The Ankara-born playmaker had 6 goals and 6 assists in 35 games last season. I know these numbers don’t jump off the screen, but when you watch him play you can see the level of talent on display. The close control, the wriggling in and out of tight spaces, his absurd vision and playmaking ability and the shot power he possesses make him such a prodigious talent. At no offence to the Super Lig, Guler’s level of skill at 18 years old already seemed too much for it.
The man dubbed as the Turkish Messi plays in the same zones and style as his Argentine compatriot. He is a right-winger who loves to operate in the right half-space and number 10 zone, where he loves to pick out teammates, make opponents look foolish with his use of drawbacks or bend it into the top right-hand corner, or all the above in the same sequence.
Guler is in his favoured right half-space. It looks like he is being forced to play backwards as he has no way forward against this deep block, right?
You would be wrong. The little magician uses a drag back, bamboozling his marker and carries the ball forward. What separates him from other young players is that he possesses the vision and calmness to pass to his teammate who then slots it past the keeper. A showcase of skill and vision in one.
An important facet of Guler’s game is his counter-pressing. He works extremely hard out of possession and is not a “luxury” player at all. He led the Super Lig in pressures and counter pressures per90, showing both grace and grit. It means he can fit into any number of tactical systems with modern football’s obsession with pressing and won’t have to be shoehorned in to succeed.

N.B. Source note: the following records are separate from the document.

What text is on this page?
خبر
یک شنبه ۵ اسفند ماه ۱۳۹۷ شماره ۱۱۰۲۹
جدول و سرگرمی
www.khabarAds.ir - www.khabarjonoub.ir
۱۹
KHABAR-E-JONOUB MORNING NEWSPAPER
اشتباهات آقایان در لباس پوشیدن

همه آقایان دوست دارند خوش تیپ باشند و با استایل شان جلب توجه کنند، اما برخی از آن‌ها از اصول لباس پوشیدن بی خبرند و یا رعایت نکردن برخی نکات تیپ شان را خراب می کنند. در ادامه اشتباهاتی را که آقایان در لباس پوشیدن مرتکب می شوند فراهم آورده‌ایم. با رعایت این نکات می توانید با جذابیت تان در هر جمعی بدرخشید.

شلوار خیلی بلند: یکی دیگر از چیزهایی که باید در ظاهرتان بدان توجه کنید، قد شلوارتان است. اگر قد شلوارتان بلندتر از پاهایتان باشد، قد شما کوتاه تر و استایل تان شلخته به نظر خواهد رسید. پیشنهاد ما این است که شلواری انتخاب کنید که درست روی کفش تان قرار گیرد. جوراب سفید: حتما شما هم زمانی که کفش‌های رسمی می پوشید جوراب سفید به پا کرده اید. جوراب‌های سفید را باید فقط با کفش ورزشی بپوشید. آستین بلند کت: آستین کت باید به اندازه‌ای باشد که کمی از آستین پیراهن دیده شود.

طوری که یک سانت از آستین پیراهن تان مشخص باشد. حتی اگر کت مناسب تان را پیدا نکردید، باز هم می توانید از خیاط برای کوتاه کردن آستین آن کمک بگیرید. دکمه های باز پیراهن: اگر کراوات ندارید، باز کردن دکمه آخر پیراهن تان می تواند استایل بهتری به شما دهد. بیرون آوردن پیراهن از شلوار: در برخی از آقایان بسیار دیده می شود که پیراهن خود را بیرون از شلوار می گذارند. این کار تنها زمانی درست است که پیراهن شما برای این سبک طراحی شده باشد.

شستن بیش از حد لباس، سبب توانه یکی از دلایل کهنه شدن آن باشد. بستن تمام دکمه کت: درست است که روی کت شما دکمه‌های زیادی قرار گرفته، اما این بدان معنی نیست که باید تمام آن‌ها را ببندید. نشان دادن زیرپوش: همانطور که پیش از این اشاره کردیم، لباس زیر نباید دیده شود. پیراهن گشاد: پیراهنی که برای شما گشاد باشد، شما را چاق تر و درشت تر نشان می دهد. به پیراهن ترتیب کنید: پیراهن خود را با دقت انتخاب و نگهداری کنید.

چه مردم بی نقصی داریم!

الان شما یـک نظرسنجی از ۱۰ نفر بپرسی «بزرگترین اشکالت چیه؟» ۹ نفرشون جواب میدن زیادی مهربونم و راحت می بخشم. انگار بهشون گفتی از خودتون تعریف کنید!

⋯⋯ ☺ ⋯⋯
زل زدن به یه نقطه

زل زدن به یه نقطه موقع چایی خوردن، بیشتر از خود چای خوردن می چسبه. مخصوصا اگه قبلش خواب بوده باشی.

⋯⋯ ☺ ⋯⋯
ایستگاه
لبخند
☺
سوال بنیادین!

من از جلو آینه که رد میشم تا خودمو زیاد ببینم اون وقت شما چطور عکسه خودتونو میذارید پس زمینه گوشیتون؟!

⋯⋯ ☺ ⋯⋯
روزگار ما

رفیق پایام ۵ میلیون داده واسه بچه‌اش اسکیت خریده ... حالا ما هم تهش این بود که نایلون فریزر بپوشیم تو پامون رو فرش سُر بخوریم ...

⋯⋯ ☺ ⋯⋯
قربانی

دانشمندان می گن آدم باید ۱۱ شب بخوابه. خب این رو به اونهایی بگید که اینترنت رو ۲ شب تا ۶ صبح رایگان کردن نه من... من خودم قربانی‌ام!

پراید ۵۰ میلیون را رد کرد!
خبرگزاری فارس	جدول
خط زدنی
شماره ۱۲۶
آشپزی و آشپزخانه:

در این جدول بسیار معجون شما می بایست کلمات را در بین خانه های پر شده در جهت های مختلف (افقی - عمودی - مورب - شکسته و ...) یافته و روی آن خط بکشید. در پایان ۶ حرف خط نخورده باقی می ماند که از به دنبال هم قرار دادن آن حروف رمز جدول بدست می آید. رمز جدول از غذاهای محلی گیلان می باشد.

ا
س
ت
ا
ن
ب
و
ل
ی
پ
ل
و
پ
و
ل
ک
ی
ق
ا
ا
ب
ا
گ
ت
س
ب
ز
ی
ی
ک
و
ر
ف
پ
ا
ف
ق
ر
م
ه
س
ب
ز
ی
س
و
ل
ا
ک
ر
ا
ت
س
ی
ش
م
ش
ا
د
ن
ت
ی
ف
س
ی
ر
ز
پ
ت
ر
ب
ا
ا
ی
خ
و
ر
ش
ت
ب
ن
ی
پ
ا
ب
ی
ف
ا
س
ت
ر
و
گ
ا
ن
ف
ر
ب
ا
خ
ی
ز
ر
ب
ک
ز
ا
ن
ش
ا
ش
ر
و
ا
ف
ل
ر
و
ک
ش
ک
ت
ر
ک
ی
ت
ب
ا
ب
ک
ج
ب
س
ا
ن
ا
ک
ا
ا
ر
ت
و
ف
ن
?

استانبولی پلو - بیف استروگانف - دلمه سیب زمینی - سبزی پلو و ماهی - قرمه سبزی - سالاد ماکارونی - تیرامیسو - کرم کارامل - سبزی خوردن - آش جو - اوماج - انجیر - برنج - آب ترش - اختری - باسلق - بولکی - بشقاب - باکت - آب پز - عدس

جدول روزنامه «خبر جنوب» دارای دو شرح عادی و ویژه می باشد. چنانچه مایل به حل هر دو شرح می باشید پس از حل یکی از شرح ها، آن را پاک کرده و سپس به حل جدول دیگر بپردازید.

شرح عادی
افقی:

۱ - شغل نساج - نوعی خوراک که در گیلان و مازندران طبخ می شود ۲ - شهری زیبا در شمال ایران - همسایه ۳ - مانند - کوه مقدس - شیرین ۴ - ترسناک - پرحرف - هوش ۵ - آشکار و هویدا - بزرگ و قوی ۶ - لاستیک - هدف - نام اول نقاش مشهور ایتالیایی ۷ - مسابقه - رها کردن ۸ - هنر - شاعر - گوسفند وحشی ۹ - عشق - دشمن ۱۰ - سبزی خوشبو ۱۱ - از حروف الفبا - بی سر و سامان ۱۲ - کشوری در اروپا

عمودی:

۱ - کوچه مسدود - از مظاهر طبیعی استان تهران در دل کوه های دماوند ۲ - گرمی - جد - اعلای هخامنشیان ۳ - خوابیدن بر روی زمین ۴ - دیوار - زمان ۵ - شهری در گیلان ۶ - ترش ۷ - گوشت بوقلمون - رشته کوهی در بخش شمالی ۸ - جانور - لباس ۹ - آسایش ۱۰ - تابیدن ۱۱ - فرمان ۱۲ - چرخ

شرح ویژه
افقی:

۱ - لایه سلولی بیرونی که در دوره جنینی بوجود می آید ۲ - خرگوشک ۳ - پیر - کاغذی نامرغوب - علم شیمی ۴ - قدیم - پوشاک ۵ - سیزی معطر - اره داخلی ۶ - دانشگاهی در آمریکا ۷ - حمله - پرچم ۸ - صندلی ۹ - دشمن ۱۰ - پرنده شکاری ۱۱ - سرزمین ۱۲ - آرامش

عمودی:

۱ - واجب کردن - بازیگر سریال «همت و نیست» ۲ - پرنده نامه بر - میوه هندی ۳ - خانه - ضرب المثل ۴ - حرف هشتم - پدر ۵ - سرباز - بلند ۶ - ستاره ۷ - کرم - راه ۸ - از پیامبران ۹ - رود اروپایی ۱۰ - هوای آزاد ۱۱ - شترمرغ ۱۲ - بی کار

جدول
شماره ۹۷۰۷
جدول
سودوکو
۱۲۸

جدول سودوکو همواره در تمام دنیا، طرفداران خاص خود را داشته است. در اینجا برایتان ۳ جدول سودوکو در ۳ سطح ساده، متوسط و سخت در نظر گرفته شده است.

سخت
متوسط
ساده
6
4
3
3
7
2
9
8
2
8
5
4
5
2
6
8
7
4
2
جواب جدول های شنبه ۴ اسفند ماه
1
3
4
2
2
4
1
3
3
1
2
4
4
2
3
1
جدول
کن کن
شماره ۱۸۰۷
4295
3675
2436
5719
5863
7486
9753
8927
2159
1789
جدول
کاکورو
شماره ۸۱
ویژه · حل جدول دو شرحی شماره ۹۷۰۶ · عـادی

The one thing he shares with Lionel Messi is the ability to stop on a dime whilst dribbling. Being able to dribble, stop and then dribble again allows you to unbalance defenders and dribble past them with ease. His low centre of gravity alongside his agility allows him to do so and explains why he had the highest success dribbles per 90 in the Super Lig. His elite playmaking is also highlighted as he comes out on top in key passes per 90 as well.
As I mentioned beforehand, Guler loves to cut in from the right-hand side and shoot into the top corner. It’s where most of his goals come from and where his first one for his national team occurred.

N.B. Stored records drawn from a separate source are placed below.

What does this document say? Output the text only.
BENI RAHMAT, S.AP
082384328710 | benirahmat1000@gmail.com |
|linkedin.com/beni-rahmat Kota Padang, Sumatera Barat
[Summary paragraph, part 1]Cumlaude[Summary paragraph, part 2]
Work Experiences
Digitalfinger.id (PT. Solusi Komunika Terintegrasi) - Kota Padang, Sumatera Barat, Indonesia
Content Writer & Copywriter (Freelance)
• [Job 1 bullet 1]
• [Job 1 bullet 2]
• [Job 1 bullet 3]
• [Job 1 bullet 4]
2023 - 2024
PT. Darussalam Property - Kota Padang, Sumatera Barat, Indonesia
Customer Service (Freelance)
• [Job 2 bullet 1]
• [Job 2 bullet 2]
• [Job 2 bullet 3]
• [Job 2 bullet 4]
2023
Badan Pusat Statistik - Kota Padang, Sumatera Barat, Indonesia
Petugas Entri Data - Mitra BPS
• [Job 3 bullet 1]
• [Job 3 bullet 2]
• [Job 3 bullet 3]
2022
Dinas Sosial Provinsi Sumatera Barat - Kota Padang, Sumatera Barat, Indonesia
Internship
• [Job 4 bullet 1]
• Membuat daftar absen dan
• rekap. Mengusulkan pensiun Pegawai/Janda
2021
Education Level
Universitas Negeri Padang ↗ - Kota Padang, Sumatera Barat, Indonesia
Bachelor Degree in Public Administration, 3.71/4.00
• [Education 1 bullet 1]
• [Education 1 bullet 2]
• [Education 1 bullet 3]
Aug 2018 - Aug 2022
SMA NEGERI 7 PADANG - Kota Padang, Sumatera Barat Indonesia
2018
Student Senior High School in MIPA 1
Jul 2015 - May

Guler picks the ball up in the corner of the box. Without hesitation, he smacks it top corner, leaving Danny Ward no chance in goal and securing Turkey’s 2-0 win. The shot power coupled with his playmaking and dribbling ability make him such a frightening prospect at only 18 years old. It is what made Madrid spend £17.1 million on him. A low price in today’s spiralling market. But how will the diminutive playmaker fit in at Los Merengues? That depends on Carlo Ancelotti’s flexibility.

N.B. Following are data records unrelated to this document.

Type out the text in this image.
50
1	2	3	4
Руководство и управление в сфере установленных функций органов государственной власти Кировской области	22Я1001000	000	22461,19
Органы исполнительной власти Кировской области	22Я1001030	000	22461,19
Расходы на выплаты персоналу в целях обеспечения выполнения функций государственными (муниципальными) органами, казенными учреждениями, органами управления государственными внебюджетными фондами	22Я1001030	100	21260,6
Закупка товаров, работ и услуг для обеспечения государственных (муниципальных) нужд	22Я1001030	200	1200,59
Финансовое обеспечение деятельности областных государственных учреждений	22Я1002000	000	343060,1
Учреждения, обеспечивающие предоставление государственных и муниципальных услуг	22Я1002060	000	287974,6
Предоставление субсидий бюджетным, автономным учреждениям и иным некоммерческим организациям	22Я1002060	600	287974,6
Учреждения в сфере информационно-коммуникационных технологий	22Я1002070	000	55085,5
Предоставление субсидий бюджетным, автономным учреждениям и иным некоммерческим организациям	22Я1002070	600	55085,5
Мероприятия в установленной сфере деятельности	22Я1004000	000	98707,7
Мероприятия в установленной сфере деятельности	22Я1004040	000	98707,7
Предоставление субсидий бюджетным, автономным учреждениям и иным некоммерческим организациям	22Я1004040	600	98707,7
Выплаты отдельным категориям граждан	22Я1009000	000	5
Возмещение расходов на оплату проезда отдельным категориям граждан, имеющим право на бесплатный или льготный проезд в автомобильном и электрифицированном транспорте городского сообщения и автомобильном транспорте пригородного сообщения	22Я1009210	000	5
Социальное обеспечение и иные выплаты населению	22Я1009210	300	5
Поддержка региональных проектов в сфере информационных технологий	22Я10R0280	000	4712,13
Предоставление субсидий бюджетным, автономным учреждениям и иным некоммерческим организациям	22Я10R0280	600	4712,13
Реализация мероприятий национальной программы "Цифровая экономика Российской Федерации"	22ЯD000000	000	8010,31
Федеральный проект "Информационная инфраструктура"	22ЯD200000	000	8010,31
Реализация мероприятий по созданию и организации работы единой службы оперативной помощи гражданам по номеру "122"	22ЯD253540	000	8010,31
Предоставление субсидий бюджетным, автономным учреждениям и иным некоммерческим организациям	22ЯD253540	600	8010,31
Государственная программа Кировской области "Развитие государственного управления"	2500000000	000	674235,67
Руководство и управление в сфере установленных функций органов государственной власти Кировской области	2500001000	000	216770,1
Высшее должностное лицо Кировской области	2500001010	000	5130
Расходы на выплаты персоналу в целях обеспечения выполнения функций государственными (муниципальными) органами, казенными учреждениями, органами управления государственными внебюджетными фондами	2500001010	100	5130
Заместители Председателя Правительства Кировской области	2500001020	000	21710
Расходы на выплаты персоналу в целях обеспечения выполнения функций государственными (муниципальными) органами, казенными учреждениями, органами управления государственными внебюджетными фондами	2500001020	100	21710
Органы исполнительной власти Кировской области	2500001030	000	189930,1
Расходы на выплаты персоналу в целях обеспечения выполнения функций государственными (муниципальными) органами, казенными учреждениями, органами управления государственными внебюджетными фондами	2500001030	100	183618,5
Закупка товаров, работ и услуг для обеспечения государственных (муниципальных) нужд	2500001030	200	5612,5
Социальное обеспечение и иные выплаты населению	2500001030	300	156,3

So far in preseason, the Italian has trialled a 4-4-2 diamond shape to fit in all the prestigious midfielders at his disposal. With Bellingham operating as the 10, and Vinicius and Rodrygo up top there seems to be no space for the young Turk. Yet, Guler’s flexibility means he would be able to play in the 10 and as one of the front 2. Probably in a false 9 role, drifting off the right-hand side and allowing the midfielders to crash the box.
If Ancelotti was to revert to his 4-3-3 formation, it’s clear he sees Rodrygo as a false 9. This means the right-wing spot is open. In a straight shootout, Ancelotti may prefer Federico Valverde there due to him playing their last season to a good level. However, with Guler’s association play and playmaking ability, if he was given the chance to play with Rodrygo and Vinicius in a front 3, he may just take that starting spot from the Uruguayan before the season is over.
With all these young stars vying for a starting spot in Madrid next season, it’s going to be an exciting season for Madridistas. It may seem like Madrid is stockpiling talent for the sake of it, but these are all young talented players whose talent is going to burn bright for the next decade. With Guler being the youngest among them, it will be difficult for him to break into the team. Nevertheless, do not count him out. His talent will mean he will make a difference with whatever minutes he is given on the pitch, and he will show why he is Turkey’s jewel for the next generation.